Even though impact and severity measure similar aspects of a single event or incident, there is no necessary relationship between the degree of impact and the degree of severity of a single incident. Simple to resolve incidents might cause great impacts, just as incidents of minor impact might be very difficult to resolve. Imagine, for example, the case of an Internet bank cut off from the Internet because someone unplugged a cable – huge impact, trivial resolution. It might happen that the severity of an incident is greater than it need be. This may be because the service provider has a fragile, complicated and poorly understood infrastructure. In such cases, that incident is likely to have a greater impact than it need have, due to the length of time required to resolve it.
This latter example brings us to the use of the severity metric in managing IT. Severity measurements of events and incidents help to gauge, in common terms, the pain caused by the inadequacies of its resources and capabilities. Such pain points are obvious places for initiating improvements, especially if they represent quick wins. A Pareto analysis of the distribution of severity might be one factor in deciding how to prioritize all improvement initiatives. I emphasize one, because there should be some balance among operational, tactical and strategic improvements, whether there is pain or not.
In theory, severity could be a metric used for comparisons with industry benchmarks. In practice, it is extremely difficult to compare practices from one organization to another in a meaningful way. Any desire to benchmark severity ought to be handled with great prudence.

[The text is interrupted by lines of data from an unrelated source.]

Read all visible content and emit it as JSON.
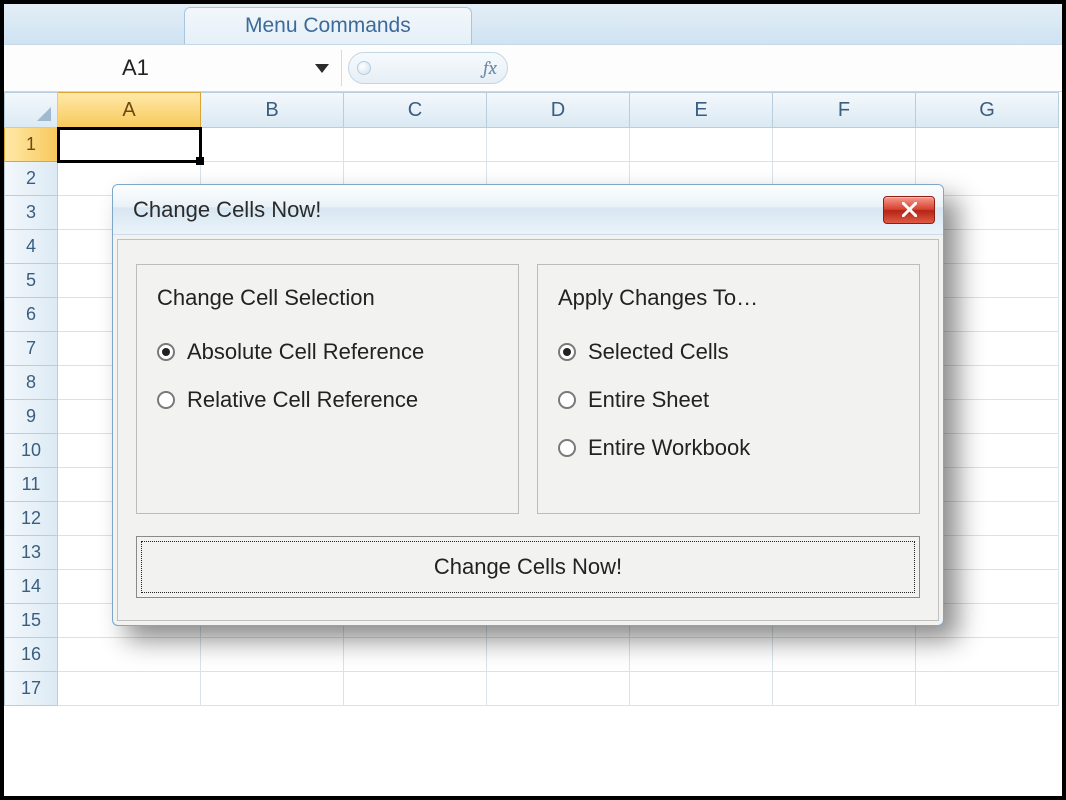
{
  "ribbon": {
    "active_tab": "Menu Commands"
  },
  "name_box": {
    "value": "A1"
  },
  "formula_bar": {
    "fx_label": "fx"
  },
  "columns": [
    "A",
    "B",
    "C",
    "D",
    "E",
    "F",
    "G"
  ],
  "rows": [
    "1",
    "2",
    "3",
    "4",
    "5",
    "6",
    "7",
    "8",
    "9",
    "10",
    "11",
    "12",
    "13",
    "14",
    "15",
    "16",
    "17"
  ],
  "selected_cell": "A1",
  "dialog": {
    "title": "Change Cells Now!",
    "left_group": {
      "legend": "Change Cell Selection",
      "options": [
        {
          "label": "Absolute Cell Reference",
          "checked": true
        },
        {
          "label": "Relative Cell Reference",
          "checked": false
        }
      ]
    },
    "right_group": {
      "legend": "Apply Changes To…",
      "options": [
        {
          "label": "Selected Cells",
          "checked": true
        },
        {
          "label": "Entire Sheet",
          "checked": false
        },
        {
          "label": "Entire Workbook",
          "checked": false
        }
      ]
    },
    "action_label": "Change Cells Now!"
  }
}
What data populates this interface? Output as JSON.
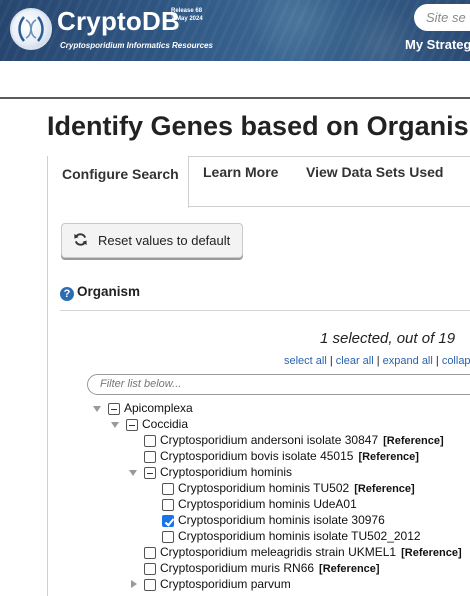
{
  "header": {
    "brand": "CryptoDB",
    "release_line1": "Release 68",
    "release_line2": "7 May 2024",
    "tagline": "Cryptosporidium Informatics Resources",
    "site_search_placeholder": "Site se",
    "my_strategies": "My Strateg"
  },
  "page_title": "Identify Genes based on Organism",
  "tabs": [
    {
      "label": "Configure Search",
      "active": true
    },
    {
      "label": "Learn More",
      "active": false
    },
    {
      "label": "View Data Sets Used",
      "active": false
    }
  ],
  "reset_button_label": "Reset values to default",
  "organism": {
    "heading": "Organism",
    "help_glyph": "?",
    "selected_count_text": "1 selected, out of 19",
    "links": [
      "select all",
      "clear all",
      "expand all",
      "collaps"
    ],
    "filter_placeholder": "Filter list below...",
    "tree": [
      {
        "label": "Apicomplexa",
        "ref": "",
        "expander": "down",
        "state": "partial"
      },
      {
        "label": "Coccidia",
        "ref": "",
        "expander": "down",
        "state": "partial"
      },
      {
        "label": "Cryptosporidium andersoni isolate 30847",
        "ref": "[Reference]",
        "expander": "",
        "state": "unchecked"
      },
      {
        "label": "Cryptosporidium bovis isolate 45015",
        "ref": "[Reference]",
        "expander": "",
        "state": "unchecked"
      },
      {
        "label": "Cryptosporidium hominis",
        "ref": "",
        "expander": "down",
        "state": "partial"
      },
      {
        "label": "Cryptosporidium hominis TU502",
        "ref": "[Reference]",
        "expander": "",
        "state": "unchecked"
      },
      {
        "label": "Cryptosporidium hominis UdeA01",
        "ref": "",
        "expander": "",
        "state": "unchecked"
      },
      {
        "label": "Cryptosporidium hominis isolate 30976",
        "ref": "",
        "expander": "",
        "state": "checked"
      },
      {
        "label": "Cryptosporidium hominis isolate TU502_2012",
        "ref": "",
        "expander": "",
        "state": "unchecked"
      },
      {
        "label": "Cryptosporidium meleagridis strain UKMEL1",
        "ref": "[Reference]",
        "expander": "",
        "state": "unchecked"
      },
      {
        "label": "Cryptosporidium muris RN66",
        "ref": "[Reference]",
        "expander": "",
        "state": "unchecked"
      },
      {
        "label": "Cryptosporidium parvum",
        "ref": "",
        "expander": "right",
        "state": "unchecked"
      }
    ]
  },
  "colors": {
    "banner": "#2f5682",
    "link": "#2a63ad",
    "checkbox_checked": "#1a73e8",
    "help_icon": "#2a6db3"
  }
}
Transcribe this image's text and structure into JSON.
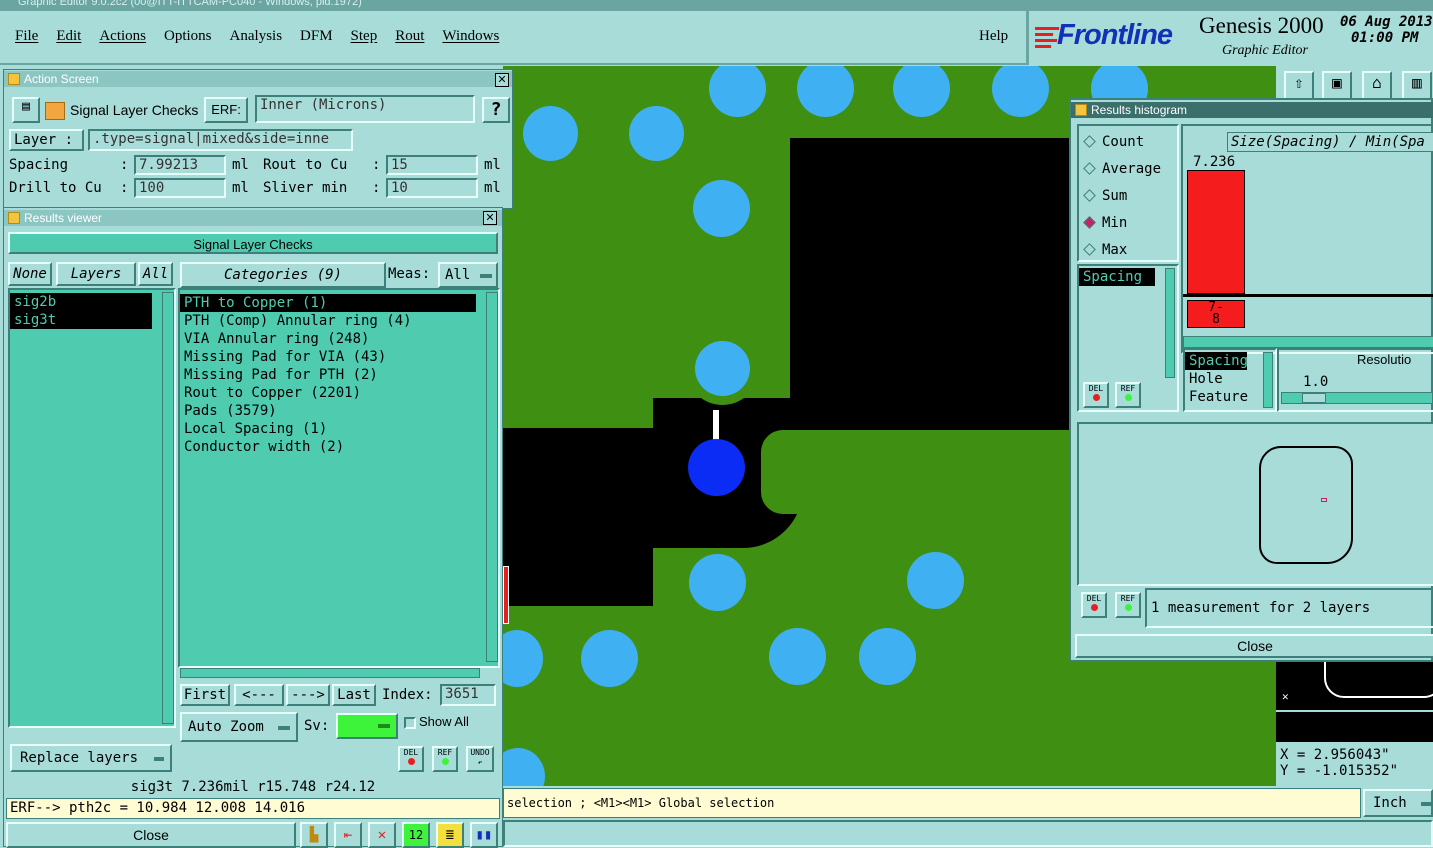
{
  "titlebar": {
    "text": "Graphic Editor 9.0.2c2 (00@ITT-ITTCAM-PC040 - Windows, pid.1972)"
  },
  "menu": {
    "items": [
      "File",
      "Edit",
      "Actions",
      "Options",
      "Analysis",
      "DFM",
      "Step",
      "Rout",
      "Windows"
    ],
    "help": "Help"
  },
  "brand": {
    "logo": "Frontline",
    "product": "Genesis 2000",
    "subtitle": "Graphic Editor",
    "date": "06 Aug 2013",
    "time": "01:00 PM"
  },
  "action_screen": {
    "title": "Action Screen",
    "action_name": "Signal Layer Checks",
    "erf_label": "ERF:",
    "erf_value": "Inner (Microns)",
    "help_label": "?",
    "layer_label": "Layer :",
    "layer_value": ".type=signal|mixed&side=inne",
    "spacing_label": "Spacing",
    "spacing_value": "7.99213",
    "spacing_unit": "ml",
    "rout_label": "Rout to Cu",
    "rout_value": "15",
    "rout_unit": "ml",
    "drill_label": "Drill to Cu",
    "drill_value": "100",
    "drill_unit": "ml",
    "sliver_label": "Sliver min",
    "sliver_value": "10",
    "sliver_unit": "ml"
  },
  "results_viewer": {
    "title": "Results viewer",
    "header": "Signal Layer Checks",
    "none_btn": "None",
    "layers_btn": "Layers",
    "all_btn": "All",
    "categories_btn": "Categories (9)",
    "meas_label": "Meas:",
    "meas_value": "All",
    "layers": [
      "sig2b",
      "sig3t"
    ],
    "categories": [
      "PTH to Copper (1)",
      "PTH (Comp) Annular ring (4)",
      "VIA Annular ring (248)",
      "Missing Pad for VIA (43)",
      "Missing Pad for PTH (2)",
      "Rout to Copper (2201)",
      "Pads (3579)",
      "Local Spacing (1)",
      "Conductor width (2)"
    ],
    "first_btn": "First",
    "prev_btn": "<---",
    "next_btn": "--->",
    "last_btn": "Last",
    "index_label": "Index:",
    "index_value": "3651",
    "autozoom": "Auto Zoom",
    "sv_label": "Sv:",
    "show_all": "Show All",
    "replace_layers": "Replace layers",
    "del": "DEL",
    "ref": "REF",
    "undo": "UNDO",
    "status1": "sig3t 7.236mil  r15.748  r24.12",
    "status2": "ERF--> pth2c = 10.984 12.008 14.016",
    "close": "Close"
  },
  "histogram": {
    "title": "Results histogram",
    "modes": [
      "Count",
      "Average",
      "Sum",
      "Min",
      "Max"
    ],
    "selected_mode": "Min",
    "chart_title": "Size(Spacing) / Min(Spa",
    "bar_value": "7.236",
    "bar_label": "7-8",
    "meas_list": [
      "Spacing"
    ],
    "type_list": [
      "Spacing",
      "Hole",
      "Feature"
    ],
    "resolution_label": "Resolutio",
    "resolution_value": "1.0",
    "del": "DEL",
    "ref": "REF",
    "summary": "1 measurement for 2 layers",
    "close": "Close"
  },
  "coords": {
    "x": "X = 2.956043\"",
    "y": "Y = -1.015352\""
  },
  "status_line": "selection ; <M1><M1> Global selection",
  "units": "Inch",
  "colors": {
    "board": "#3f8f12",
    "pad": "#3fb1f2",
    "selected_pad": "#0a2cf5",
    "histogram_bar": "#f41c1c",
    "panel": "#a7dcd9",
    "list": "#4fccb0"
  }
}
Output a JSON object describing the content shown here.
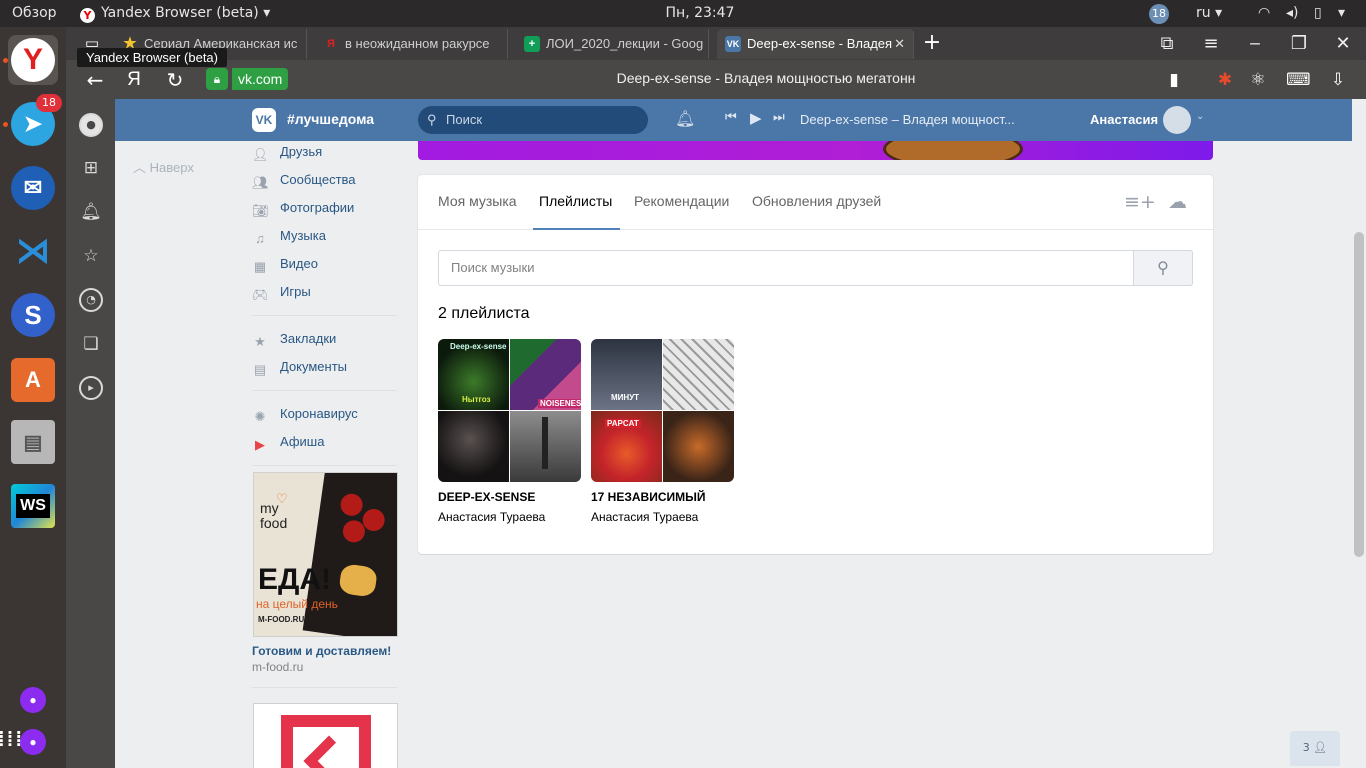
{
  "system": {
    "overview": "Обзор",
    "app_title": "Yandex Browser (beta)",
    "clock": "Пн, 23:47",
    "notif_count": "18",
    "lang": "ru"
  },
  "launcher": {
    "telegram_badge": "18",
    "store_letter": "A",
    "ws_label": "WS"
  },
  "browser": {
    "tabs": [
      {
        "label": "Сериал Американская ис"
      },
      {
        "label": "в неожиданном ракурсе"
      },
      {
        "label": "ЛОИ_2020_лекции - Goog"
      },
      {
        "label": "Deep-ex-sense - Владея"
      }
    ],
    "tooltip": "Yandex Browser (beta)",
    "domain": "vk.com",
    "page_title": "Deep-ex-sense - Владея мощностью мегатонн",
    "ya_button": "Я"
  },
  "vk": {
    "hashtag": "#лучшедома",
    "search_placeholder": "Поиск",
    "now_playing": "Deep-ex-sense – Владея мощност...",
    "user_name": "Анастасия",
    "up_label": "Наверх",
    "nav": [
      {
        "label": "Друзья",
        "icon": "friends-icon"
      },
      {
        "label": "Сообщества",
        "icon": "groups-icon"
      },
      {
        "label": "Фотографии",
        "icon": "camera-icon"
      },
      {
        "label": "Музыка",
        "icon": "music-note-icon"
      },
      {
        "label": "Видео",
        "icon": "film-icon"
      },
      {
        "label": "Игры",
        "icon": "gamepad-icon"
      },
      {
        "label": "Закладки",
        "icon": "star-icon"
      },
      {
        "label": "Документы",
        "icon": "document-icon"
      },
      {
        "label": "Коронавирус",
        "icon": "virus-icon"
      },
      {
        "label": "Афиша",
        "icon": "afisha-icon"
      }
    ],
    "ad": {
      "brand_line1": "my",
      "brand_line2": "food",
      "big_text": "ЕДА!",
      "sub_text": "на целый день",
      "url_text": "M-FOOD.RU",
      "headline": "Готовим и доставляем!",
      "domain": "m-food.ru"
    },
    "music": {
      "tabs": [
        "Моя музыка",
        "Плейлисты",
        "Рекомендации",
        "Обновления друзей"
      ],
      "active_tab": "Плейлисты",
      "search_placeholder": "Поиск музыки",
      "count_label": "2 плейлиста",
      "playlists": [
        {
          "title": "DEEP-EX-SENSE",
          "author": "Анастасия Тураева",
          "cover_texts": [
            "Deep-ex-sense",
            "Нытгоз",
            "NOISENESS"
          ]
        },
        {
          "title": "17 НЕЗАВИСИМЫЙ",
          "author": "Анастасия Тураева",
          "cover_texts": [
            "МИНУТ",
            "PAPCAT"
          ]
        }
      ]
    },
    "online_count": "3"
  }
}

To close this discussion, it is important to mention that impact, and not severity, ought to be used to prioritize the handling of events and incidents. If a service provider puts the low severity incidents – meaning the ones that are easier to resolve – at the top of the queue, it is probably not well aligned with its customers’ priorities.
Concepts, not Terms
I do not expect universal adoption of this understanding of severity, given that other meanings are sometimes well entrenched in a company’s culture. The importance of the discussion, then, is not so much in the terms themselves as in the underlying concepts, each of which is distinct and is a useful metric for the management of services.